Abdul El-Sayed, il candidato democratico al Senato nel Michigan, ha richiamato un nuovo esame sulle sue dichiarazioni passate che criticavano il calcio americano ed esprimevano disprezzo per i simboli americani tradizionali come il Ringraziamento e Mackinac Island. In un post del 2021 su Substack, El-Sayed ha condannato lo sport come "terreno fertile per la mascolinità tossica", sostenendo che perpetua norme culturali dannose radicate nel razzismo, nella misoginia e nell'omofobia.
El-Sayed ha affermato che questi problemi riflettono problemi sistemici più ampi all'interno della cultura sportiva degli uomini americani, sostenendo che "la mascolinità tossica" va più in profondità degli episodi isolati. El-Sayed, che ha giocato a calcio al liceo e ha servito come capitano della squadra, ha riconosciuto il significato personale dello sport durante i suoi anni di formazione. Tuttavia, ha criticato duramente la cultura che lo circonda, descrivendo come "l'insulto razzista" e una cultura dominante "bro" hanno modellato le sue esperienze. Sul campo, ha trovato la libertà, ma fuori di esso, ha affrontato l'ostilità.
El-Sayed ha sostenuto che gli sport dovrebbero promuovere ambienti basati su valori positivi, inclusivi e di emancipazione, sottolineando che l'atletica può servire come metafora per le lezioni di vita come il lavoro di squadra e la resilienza. Oltre alle sue critiche al calcio, El-Sayed ha scatenato polemiche per la sua opposizione alle tradizionali feste americane e ai punti di riferimento.
La dichiarazione, che è stata archiviata online dopo essere stata inizialmente eliminata, è riemersa come parte di un più ampio schema di osservazioni politicamente cariche. Durante la sua fallita campagna governativa del 2018, ha scherzato dicendo che se fosse stato eletto, avrebbe fatto dell'isola la sua casa estiva, una battuta che da allora è stata utilizzata dagli oppositori per mettere in discussione il suo legame con gli elettori del Michigan.

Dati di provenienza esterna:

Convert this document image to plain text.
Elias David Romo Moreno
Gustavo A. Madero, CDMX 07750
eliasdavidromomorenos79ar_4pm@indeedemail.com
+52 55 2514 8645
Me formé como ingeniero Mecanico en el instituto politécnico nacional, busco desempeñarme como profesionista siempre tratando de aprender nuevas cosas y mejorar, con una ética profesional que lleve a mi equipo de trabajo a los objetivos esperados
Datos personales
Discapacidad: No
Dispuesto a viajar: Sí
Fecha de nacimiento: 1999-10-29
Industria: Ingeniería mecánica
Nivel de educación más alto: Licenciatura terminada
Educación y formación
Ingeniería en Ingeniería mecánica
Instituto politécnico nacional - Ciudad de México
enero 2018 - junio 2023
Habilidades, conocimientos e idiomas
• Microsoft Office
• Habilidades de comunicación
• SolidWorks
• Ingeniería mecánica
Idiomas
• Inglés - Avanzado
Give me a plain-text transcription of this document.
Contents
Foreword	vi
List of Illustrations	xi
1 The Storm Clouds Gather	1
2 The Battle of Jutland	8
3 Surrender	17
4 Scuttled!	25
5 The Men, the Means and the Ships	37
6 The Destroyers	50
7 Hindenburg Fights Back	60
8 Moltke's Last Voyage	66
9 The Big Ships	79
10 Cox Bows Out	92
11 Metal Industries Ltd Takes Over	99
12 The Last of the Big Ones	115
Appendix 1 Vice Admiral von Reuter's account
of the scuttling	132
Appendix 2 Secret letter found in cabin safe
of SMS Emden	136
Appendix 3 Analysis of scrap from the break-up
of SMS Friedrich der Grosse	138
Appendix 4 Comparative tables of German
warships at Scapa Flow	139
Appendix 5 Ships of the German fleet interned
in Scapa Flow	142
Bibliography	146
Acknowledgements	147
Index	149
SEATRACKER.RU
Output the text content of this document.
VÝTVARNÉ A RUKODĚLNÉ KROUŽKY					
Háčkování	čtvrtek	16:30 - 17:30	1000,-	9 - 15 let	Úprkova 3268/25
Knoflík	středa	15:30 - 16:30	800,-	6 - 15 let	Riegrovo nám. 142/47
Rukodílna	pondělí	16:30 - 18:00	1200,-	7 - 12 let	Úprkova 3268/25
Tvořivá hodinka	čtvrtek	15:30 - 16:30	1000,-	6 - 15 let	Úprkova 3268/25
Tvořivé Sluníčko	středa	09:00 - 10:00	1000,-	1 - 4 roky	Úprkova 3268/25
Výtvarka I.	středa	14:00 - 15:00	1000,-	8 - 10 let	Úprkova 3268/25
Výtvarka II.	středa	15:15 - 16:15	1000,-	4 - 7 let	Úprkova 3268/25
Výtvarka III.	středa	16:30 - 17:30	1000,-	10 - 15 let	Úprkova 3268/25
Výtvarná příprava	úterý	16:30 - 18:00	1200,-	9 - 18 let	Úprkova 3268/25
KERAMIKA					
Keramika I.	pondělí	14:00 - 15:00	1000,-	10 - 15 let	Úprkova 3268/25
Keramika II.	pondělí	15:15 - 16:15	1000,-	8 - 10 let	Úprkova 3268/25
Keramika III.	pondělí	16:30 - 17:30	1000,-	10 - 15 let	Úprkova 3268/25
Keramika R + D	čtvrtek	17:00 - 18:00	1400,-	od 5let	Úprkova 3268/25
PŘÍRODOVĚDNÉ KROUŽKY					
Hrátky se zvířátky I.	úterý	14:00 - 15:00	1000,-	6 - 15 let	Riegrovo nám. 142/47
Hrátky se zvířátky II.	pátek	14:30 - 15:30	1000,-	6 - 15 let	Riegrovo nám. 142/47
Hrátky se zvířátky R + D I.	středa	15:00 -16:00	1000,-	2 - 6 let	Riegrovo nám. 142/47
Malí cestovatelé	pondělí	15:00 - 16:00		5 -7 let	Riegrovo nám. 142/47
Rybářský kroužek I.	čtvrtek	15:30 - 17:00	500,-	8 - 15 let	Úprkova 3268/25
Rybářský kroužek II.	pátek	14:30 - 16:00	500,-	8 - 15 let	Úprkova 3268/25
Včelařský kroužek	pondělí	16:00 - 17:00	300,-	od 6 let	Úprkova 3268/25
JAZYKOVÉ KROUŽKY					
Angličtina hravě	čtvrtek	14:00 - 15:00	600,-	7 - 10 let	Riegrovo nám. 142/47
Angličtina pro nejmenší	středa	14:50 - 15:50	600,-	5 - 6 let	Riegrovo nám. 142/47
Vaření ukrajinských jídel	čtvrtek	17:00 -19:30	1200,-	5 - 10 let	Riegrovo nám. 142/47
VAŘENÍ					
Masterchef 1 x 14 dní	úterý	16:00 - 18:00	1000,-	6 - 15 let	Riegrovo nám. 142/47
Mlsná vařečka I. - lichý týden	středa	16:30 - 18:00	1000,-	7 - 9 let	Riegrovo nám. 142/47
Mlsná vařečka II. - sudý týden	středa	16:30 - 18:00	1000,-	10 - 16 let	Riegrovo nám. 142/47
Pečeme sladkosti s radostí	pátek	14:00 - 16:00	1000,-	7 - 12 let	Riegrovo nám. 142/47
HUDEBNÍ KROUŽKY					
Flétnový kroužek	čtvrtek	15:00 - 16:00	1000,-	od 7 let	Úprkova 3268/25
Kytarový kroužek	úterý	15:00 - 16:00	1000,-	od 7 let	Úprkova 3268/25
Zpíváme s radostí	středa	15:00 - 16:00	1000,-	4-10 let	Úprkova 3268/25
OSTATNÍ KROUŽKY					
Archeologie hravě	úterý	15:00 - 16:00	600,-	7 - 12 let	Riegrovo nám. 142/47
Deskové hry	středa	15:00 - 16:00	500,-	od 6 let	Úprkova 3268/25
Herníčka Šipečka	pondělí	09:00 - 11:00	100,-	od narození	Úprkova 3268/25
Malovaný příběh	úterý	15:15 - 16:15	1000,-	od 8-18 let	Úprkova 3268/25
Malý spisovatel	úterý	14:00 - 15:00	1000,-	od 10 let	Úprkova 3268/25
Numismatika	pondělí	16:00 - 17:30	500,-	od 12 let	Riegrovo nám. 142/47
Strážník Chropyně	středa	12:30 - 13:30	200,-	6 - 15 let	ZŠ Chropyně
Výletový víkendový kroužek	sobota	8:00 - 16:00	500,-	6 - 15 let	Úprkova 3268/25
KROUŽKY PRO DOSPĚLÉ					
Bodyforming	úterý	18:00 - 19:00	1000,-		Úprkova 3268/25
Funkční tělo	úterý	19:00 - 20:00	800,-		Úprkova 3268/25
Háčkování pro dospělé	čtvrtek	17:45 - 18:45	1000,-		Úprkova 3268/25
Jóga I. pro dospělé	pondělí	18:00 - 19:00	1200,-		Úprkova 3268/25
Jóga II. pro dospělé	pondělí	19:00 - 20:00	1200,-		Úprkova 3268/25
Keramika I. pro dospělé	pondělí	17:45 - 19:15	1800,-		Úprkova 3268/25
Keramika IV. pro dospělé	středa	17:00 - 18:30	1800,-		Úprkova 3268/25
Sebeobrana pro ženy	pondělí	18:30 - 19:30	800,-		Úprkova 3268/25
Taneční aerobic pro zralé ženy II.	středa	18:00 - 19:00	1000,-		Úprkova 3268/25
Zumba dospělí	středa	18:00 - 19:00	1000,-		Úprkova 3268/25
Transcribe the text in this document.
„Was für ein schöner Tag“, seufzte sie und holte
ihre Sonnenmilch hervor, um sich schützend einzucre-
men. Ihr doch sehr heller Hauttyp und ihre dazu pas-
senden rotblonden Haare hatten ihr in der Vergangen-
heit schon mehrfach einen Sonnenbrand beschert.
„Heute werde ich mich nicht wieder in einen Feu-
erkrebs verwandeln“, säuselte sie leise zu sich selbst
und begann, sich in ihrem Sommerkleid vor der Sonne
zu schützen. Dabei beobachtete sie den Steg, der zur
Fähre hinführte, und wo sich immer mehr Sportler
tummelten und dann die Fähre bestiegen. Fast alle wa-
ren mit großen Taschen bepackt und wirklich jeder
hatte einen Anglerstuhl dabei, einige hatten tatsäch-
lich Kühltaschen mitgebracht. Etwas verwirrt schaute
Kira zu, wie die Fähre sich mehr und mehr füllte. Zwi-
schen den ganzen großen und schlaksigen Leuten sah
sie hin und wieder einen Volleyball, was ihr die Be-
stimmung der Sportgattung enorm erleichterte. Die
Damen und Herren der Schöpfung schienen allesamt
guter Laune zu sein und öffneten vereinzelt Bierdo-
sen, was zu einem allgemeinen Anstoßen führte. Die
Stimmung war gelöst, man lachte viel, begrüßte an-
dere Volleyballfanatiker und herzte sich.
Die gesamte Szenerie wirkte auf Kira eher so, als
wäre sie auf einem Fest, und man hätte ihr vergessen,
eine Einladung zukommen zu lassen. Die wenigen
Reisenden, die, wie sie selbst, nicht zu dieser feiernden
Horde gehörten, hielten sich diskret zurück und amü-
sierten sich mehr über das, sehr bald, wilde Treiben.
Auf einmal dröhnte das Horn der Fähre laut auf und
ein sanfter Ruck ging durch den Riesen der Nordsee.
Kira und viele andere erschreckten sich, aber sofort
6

La sua ammirazione per i modelli europei riflette un tema coerente nella sua filosofia politica: una preferenza per i sistemi che enfatizzano l'equità e la mobilità. Queste opinioni si allineano con il suo sostegno alle politiche progressiste, comprese le richieste di definanziamento della polizia e la sostituzione del Secondo Emendamento con il diritto all'assistenza sanitaria. La campagna di El-Sayed ha attirato il sostegno di importanti figure di sinistra, tra cui il senatore Bernie Sanders, la rappresentante Alexandria Ocasio-Cortez e la rappresentante Rashida Tlaib. Nonostante ciò, la sua candidatura ha affrontato sfide, in particolare all'interno del proprio partito.
Il candidato repubblicano al Senato Mike Rogers ha già iniziato a prendere di mira le posizioni di sinistra di El-Sayed, con l'obiettivo di fare appello ai democratici moderati che potrebbero essere diffidenti delle sue inclinazioni radicali. Mentre El-Sayed si prepara per le elezioni generali di novembre, la sua campagna continua a lottare con le implicazioni delle sue dichiarazioni passate. Mentre ha eliminato diversi post controversi, la percezione persistente delle sue opinioni minaccia di influenzare le percezioni degli elettori.
La capacità di El-Sayed di navigare le sue posizioni ideologiche, facendo appello ad un ampio elettorato, sara' cruciale per determinare se riuscira' a assicurarsi la vittoria a novembre.
★
Manteniamo le notizie oneste.
ObjectiveNews è finanziato dai lettori e senza pubblicità: ti mostriamo il bias invece di nasconderlo. Sostieni il giornalismo indipendente per 4 €/mese.